Additionally, we have come to believe that fat is the ultimate enemy of those who desire a healthy body; as a result, we reject most food that has any types of fat or oil written on the label. When companies cannot use fat to make foods taste good, they pile in the sugar. And that sugar is truly causing hundreds of issues. Americans don’t even realize how much sugar they consume. One can find artificial sugars even in foods that are meant to be “healthy”, such as granola bars, cereal, yogurt, and smoothies. Sugar can cause liver issues, diabetes, obesity, and mood swings. Moreover, the more sugar one consumes, the more one wants it. It’s almost like an addiction.

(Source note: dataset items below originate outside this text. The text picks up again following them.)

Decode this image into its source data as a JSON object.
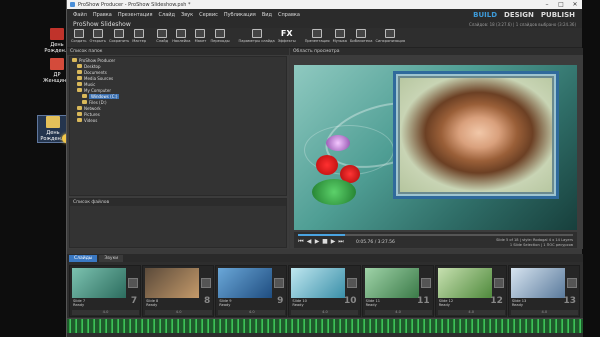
{
  "desktop": {
    "icons": [
      {
        "label": "День Рожден...",
        "color": "#c0332b"
      },
      {
        "label": "ДР Женщин...",
        "color": "#d44b3b"
      },
      {
        "label": "День Рожден...",
        "color": "#e3c05a"
      }
    ]
  },
  "app": {
    "title": "ProShow Producer - ProShow Slideshow.psh *",
    "window_controls": [
      "–",
      "□",
      "✕"
    ],
    "menu": [
      "Файл",
      "Правка",
      "Презентация",
      "Слайд",
      "Звук",
      "Сервис",
      "Публикация",
      "Вид",
      "Справка"
    ],
    "modes": [
      {
        "label": "BUILD",
        "active": true
      },
      {
        "label": "DESIGN",
        "active": false
      },
      {
        "label": "PUBLISH",
        "active": false
      }
    ],
    "project_name": "ProShow Slideshow",
    "project_info": "Слайдов: 18 (3:27.6) | 1 слайдов выбрано (3:24.36)",
    "toolbar": [
      {
        "label": "Создать",
        "icon": "new-icon"
      },
      {
        "label": "Открыть",
        "icon": "open-icon"
      },
      {
        "label": "Сохранить",
        "icon": "save-icon"
      },
      {
        "label": "Мастер",
        "icon": "wizard-icon"
      },
      {
        "label": "Слайд",
        "icon": "slide-icon"
      },
      {
        "label": "Наклейка",
        "icon": "caption-icon"
      },
      {
        "label": "Макет",
        "icon": "layout-icon"
      },
      {
        "label": "Переходы",
        "icon": "transition-icon"
      },
      {
        "label": "Параметры слайда",
        "icon": "slide-options-icon"
      },
      {
        "label": "Эффекты",
        "icon": "fx-icon",
        "text": "FX"
      },
      {
        "label": "Презентация",
        "icon": "show-icon"
      },
      {
        "label": "Музыка",
        "icon": "music-icon"
      },
      {
        "label": "Библиотека",
        "icon": "library-icon"
      },
      {
        "label": "Синхронизация",
        "icon": "sync-icon"
      }
    ],
    "folders_panel": {
      "title": "Список папок",
      "items": [
        {
          "label": "ProShow Producer",
          "indent": 0
        },
        {
          "label": "Desktop",
          "indent": 1
        },
        {
          "label": "Documents",
          "indent": 1
        },
        {
          "label": "Media Sources",
          "indent": 1
        },
        {
          "label": "Music",
          "indent": 1
        },
        {
          "label": "My Computer",
          "indent": 1
        },
        {
          "label": "Windows (C:)",
          "indent": 2,
          "highlighted": true
        },
        {
          "label": "Files (D:)",
          "indent": 2
        },
        {
          "label": "Network",
          "indent": 1
        },
        {
          "label": "Pictures",
          "indent": 1
        },
        {
          "label": "Videos",
          "indent": 1
        }
      ]
    },
    "files_panel": {
      "title": "Список файлов"
    },
    "preview": {
      "title": "Область просмотра",
      "timecode": "0:05.76 / 3:27.56",
      "progress": 0.17,
      "slide_info_1": "Slide 5 of 18 | style: Rodagal 4 x 14 Layers",
      "slide_info_2": "1 Slide Selection | 1 ПОС ресурсов"
    },
    "strip": {
      "tabs": [
        {
          "label": "Слайды",
          "active": true
        },
        {
          "label": "Звуки",
          "active": false
        }
      ],
      "slides": [
        {
          "name": "Slide 7",
          "num": "7",
          "time": "4.0",
          "sub": "Ready",
          "thumb": "linear-gradient(135deg,#7cc2b0,#2c6c5e)"
        },
        {
          "name": "Slide 8",
          "num": "8",
          "time": "4.0",
          "sub": "Ready",
          "thumb": "linear-gradient(135deg,#5b4a3a,#c49a6a)"
        },
        {
          "name": "Slide 9",
          "num": "9",
          "time": "4.0",
          "sub": "Ready",
          "thumb": "linear-gradient(135deg,#6aa7d8,#1f4d80)"
        },
        {
          "name": "Slide 10",
          "num": "10",
          "time": "4.0",
          "sub": "Ready",
          "thumb": "linear-gradient(135deg,#bfe7f0,#3a8fa8)"
        },
        {
          "name": "Slide 11",
          "num": "11",
          "time": "4.0",
          "sub": "Ready",
          "thumb": "linear-gradient(135deg,#9fd3a8,#3b7a48)"
        },
        {
          "name": "Slide 12",
          "num": "12",
          "time": "4.0",
          "sub": "Ready",
          "thumb": "linear-gradient(135deg,#c7e0b0,#4f8a3c)"
        },
        {
          "name": "Slide 13",
          "num": "13",
          "time": "4.0",
          "sub": "Ready",
          "thumb": "linear-gradient(135deg,#d7e4f0,#5a7a9c)"
        }
      ]
    }
  }
}
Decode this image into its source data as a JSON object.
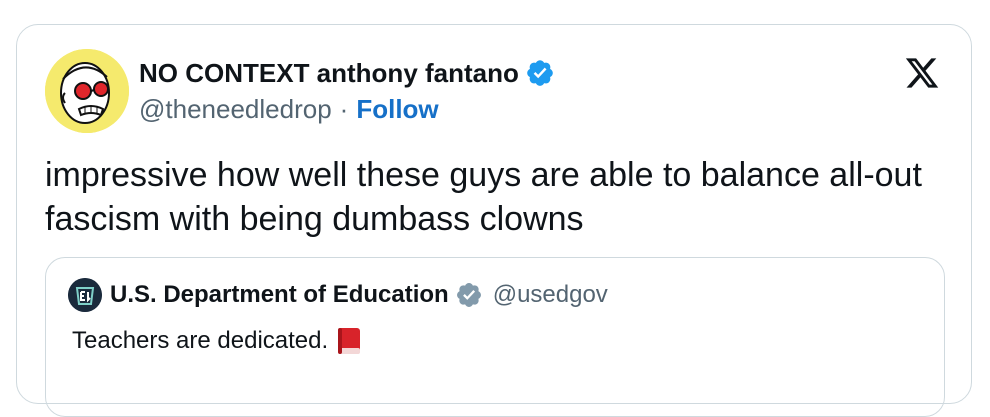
{
  "author": {
    "display_name": "NO CONTEXT anthony fantano",
    "handle": "@theneedledrop",
    "separator": "·",
    "follow_label": "Follow",
    "verified_color": "#1d9bf0",
    "avatar_bg": "#f5ea6d"
  },
  "tweet": {
    "text": "impressive how well these guys are able to balance all-out fascism with being dumbass clowns"
  },
  "quoted_tweet": {
    "display_name": "U.S. Department of Education",
    "handle": "@usedgov",
    "verified_color": "#829aab",
    "text": "Teachers are dedicated.",
    "emoji_icon": "red-book-icon"
  },
  "icons": {
    "brand": "x-logo-icon",
    "verified": "verified-badge-icon"
  },
  "colors": {
    "border": "#cfd9de",
    "secondary_text": "#536471",
    "link": "#1670c8"
  }
}
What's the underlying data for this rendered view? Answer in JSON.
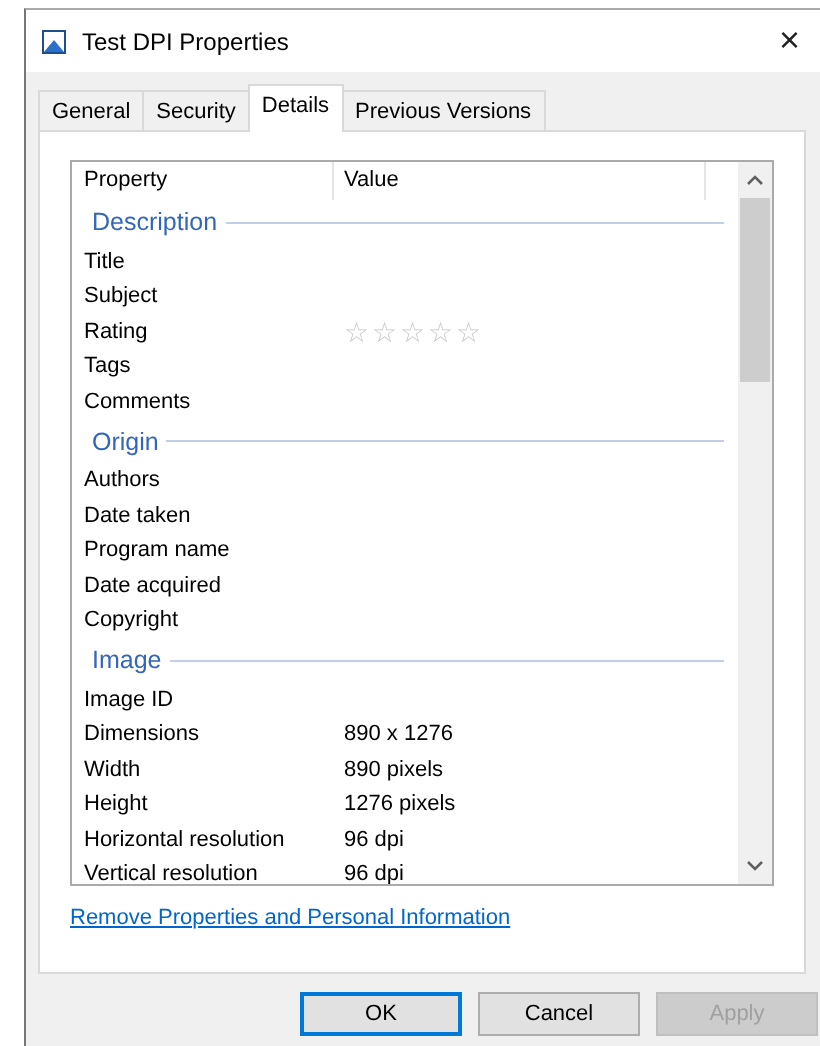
{
  "window": {
    "title": "Test DPI Properties",
    "close": "×"
  },
  "tabs": [
    {
      "label": "General",
      "selected": false
    },
    {
      "label": "Security",
      "selected": false
    },
    {
      "label": "Details",
      "selected": true
    },
    {
      "label": "Previous Versions",
      "selected": false
    }
  ],
  "list": {
    "columns": [
      "Property",
      "Value"
    ],
    "groups": [
      {
        "title": "Description",
        "rows": [
          {
            "kind": "text",
            "property": "Title"
          },
          {
            "kind": "text",
            "property": "Subject"
          },
          {
            "kind": "rating",
            "property": "Rating",
            "stars": 0
          },
          {
            "kind": "text",
            "property": "Tags"
          },
          {
            "kind": "text",
            "property": "Comments"
          }
        ]
      },
      {
        "title": "Origin",
        "rows": [
          {
            "kind": "text",
            "property": "Authors"
          },
          {
            "kind": "text",
            "property": "Date taken"
          },
          {
            "kind": "text",
            "property": "Program name"
          },
          {
            "kind": "text",
            "property": "Date acquired"
          },
          {
            "kind": "text",
            "property": "Copyright"
          }
        ]
      },
      {
        "title": "Image",
        "rows": [
          {
            "kind": "text",
            "property": "Image ID"
          },
          {
            "kind": "text",
            "property": "Dimensions",
            "value": "890 x 1276"
          },
          {
            "kind": "text",
            "property": "Width",
            "value": "890 pixels"
          },
          {
            "kind": "text",
            "property": "Height",
            "value": "1276 pixels"
          },
          {
            "kind": "text",
            "property": "Horizontal resolution",
            "value": "96 dpi"
          },
          {
            "kind": "text",
            "property": "Vertical resolution",
            "value": "96 dpi"
          }
        ]
      }
    ]
  },
  "link": "Remove Properties and Personal Information",
  "buttons": [
    {
      "label": "OK",
      "default": true,
      "disabled": false
    },
    {
      "label": "Cancel",
      "default": false,
      "disabled": false
    },
    {
      "label": "Apply",
      "default": false,
      "disabled": true
    }
  ]
}
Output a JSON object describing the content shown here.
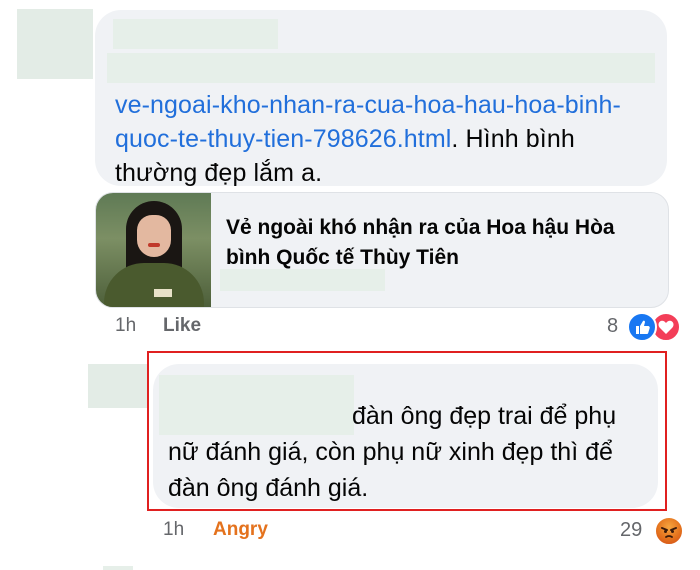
{
  "comment1": {
    "link_text": "ve-ngoai-kho-nhan-ra-cua-hoa-hau-hoa-binh-quoc-te-thuy-tien-798626.html",
    "text_after": ". Hình bình thường đẹp lắm a.",
    "preview": {
      "title": "Vẻ ngoài khó nhận ra của Hoa hậu Hòa bình Quốc tế Thùy Tiên"
    },
    "time": "1h",
    "like_label": "Like",
    "reaction_count": "8",
    "reactions": [
      "like-reaction-icon",
      "love-reaction-icon"
    ]
  },
  "comment2": {
    "text": "đàn ông đẹp trai để phụ nữ đánh giá, còn phụ nữ xinh đẹp thì để đàn ông đánh giá.",
    "time": "1h",
    "reaction_label": "Angry",
    "reaction_count": "29",
    "reactions": [
      "angry-reaction-icon"
    ]
  },
  "colors": {
    "link": "#216fdb",
    "bubble": "#f0f2f5",
    "highlight": "#e02020",
    "angry": "#e4721d",
    "like_blue": "#1877f2",
    "love_red": "#f33e58"
  }
}
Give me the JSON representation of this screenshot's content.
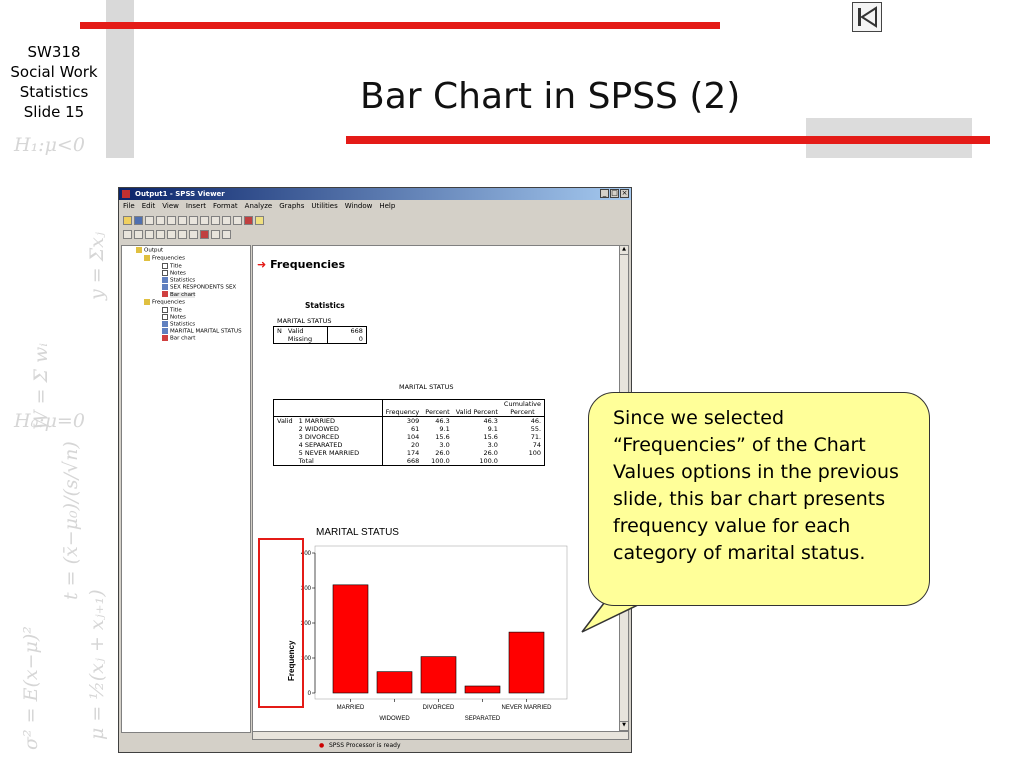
{
  "slide": {
    "sidebar_lines": [
      "SW318",
      "Social Work",
      "Statistics",
      "Slide 15"
    ],
    "title": "Bar Chart in SPSS (2)",
    "nav_icon": "first-slide-icon",
    "math": [
      "H₁:μ<0",
      "σ² = E(x−μ)²",
      "y = Σxⱼ",
      "W = Σ wᵢ",
      "H₀:μ=0",
      "t = (x̄−μ₀)/(s/√n)",
      "μ = ½(xⱼ + xⱼ₊₁)"
    ]
  },
  "window": {
    "title": "Output1 - SPSS Viewer",
    "menu": [
      "File",
      "Edit",
      "View",
      "Insert",
      "Format",
      "Analyze",
      "Graphs",
      "Utilities",
      "Window",
      "Help"
    ],
    "status": "SPSS Processor  is ready",
    "tree": [
      {
        "label": "Output",
        "icon": "book-icon"
      },
      {
        "label": "Frequencies",
        "icon": "book-icon"
      },
      {
        "label": "Title",
        "icon": "page-icon"
      },
      {
        "label": "Notes",
        "icon": "page-icon"
      },
      {
        "label": "Statistics",
        "icon": "table-icon"
      },
      {
        "label": "SEX  RESPONDENTS SEX",
        "icon": "table-icon"
      },
      {
        "label": "Bar chart",
        "icon": "chart-icon"
      },
      {
        "label": "Frequencies",
        "icon": "book-icon"
      },
      {
        "label": "Title",
        "icon": "page-icon"
      },
      {
        "label": "Notes",
        "icon": "page-icon"
      },
      {
        "label": "Statistics",
        "icon": "table-icon"
      },
      {
        "label": "MARITAL  MARITAL STATUS",
        "icon": "table-icon"
      },
      {
        "label": "Bar chart",
        "icon": "chart-icon"
      }
    ]
  },
  "output": {
    "heading": "Frequencies",
    "stats_title": "Statistics",
    "stats_var": "MARITAL STATUS",
    "stats_rows": [
      {
        "a": "N",
        "b": "Valid",
        "c": "668"
      },
      {
        "a": "",
        "b": "Missing",
        "c": "0"
      }
    ],
    "freq_title": "MARITAL STATUS",
    "freq_headers": [
      "Frequency",
      "Percent",
      "Valid Percent",
      "Cumulative Percent"
    ],
    "freq_rows": [
      {
        "lead": "Valid",
        "cat": "1  MARRIED",
        "f": "309",
        "p": "46.3",
        "vp": "46.3",
        "cp": "46."
      },
      {
        "lead": "",
        "cat": "2  WIDOWED",
        "f": "61",
        "p": "9.1",
        "vp": "9.1",
        "cp": "55."
      },
      {
        "lead": "",
        "cat": "3  DIVORCED",
        "f": "104",
        "p": "15.6",
        "vp": "15.6",
        "cp": "71."
      },
      {
        "lead": "",
        "cat": "4  SEPARATED",
        "f": "20",
        "p": "3.0",
        "vp": "3.0",
        "cp": "74"
      },
      {
        "lead": "",
        "cat": "5  NEVER MARRIED",
        "f": "174",
        "p": "26.0",
        "vp": "26.0",
        "cp": "100"
      },
      {
        "lead": "",
        "cat": "Total",
        "f": "668",
        "p": "100.0",
        "vp": "100.0",
        "cp": ""
      }
    ]
  },
  "callout": {
    "text": "Since we selected “Frequencies” of the Chart Values options in the previous slide, this bar chart presents frequency value for each category of marital status."
  },
  "chart_data": {
    "type": "bar",
    "title": "MARITAL STATUS",
    "categories": [
      "MARRIED",
      "WIDOWED",
      "DIVORCED",
      "SEPARATED",
      "NEVER MARRIED"
    ],
    "values": [
      309,
      61,
      104,
      20,
      174
    ],
    "ylabel": "Frequency",
    "xlabel": "",
    "ylim": [
      0,
      400
    ],
    "yticks": [
      0,
      100,
      200,
      300,
      400
    ],
    "bar_color": "#ff0000",
    "highlight_color": "#e41b17",
    "grid": false
  }
}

Sugar and fast food are two of the biggest culprits when it comes time to examine who is to blame for America’s expanding waistline. It is easy to assign blame; the real hardship is in deciding what to do about the issue. How can we ensure that future generations will not make the same mistakes that past generations have? How can we create a society in which one in three will not be at risk for diabetes? It is difficult to answer these questions. However, for the sake of the future generations of America, we must try.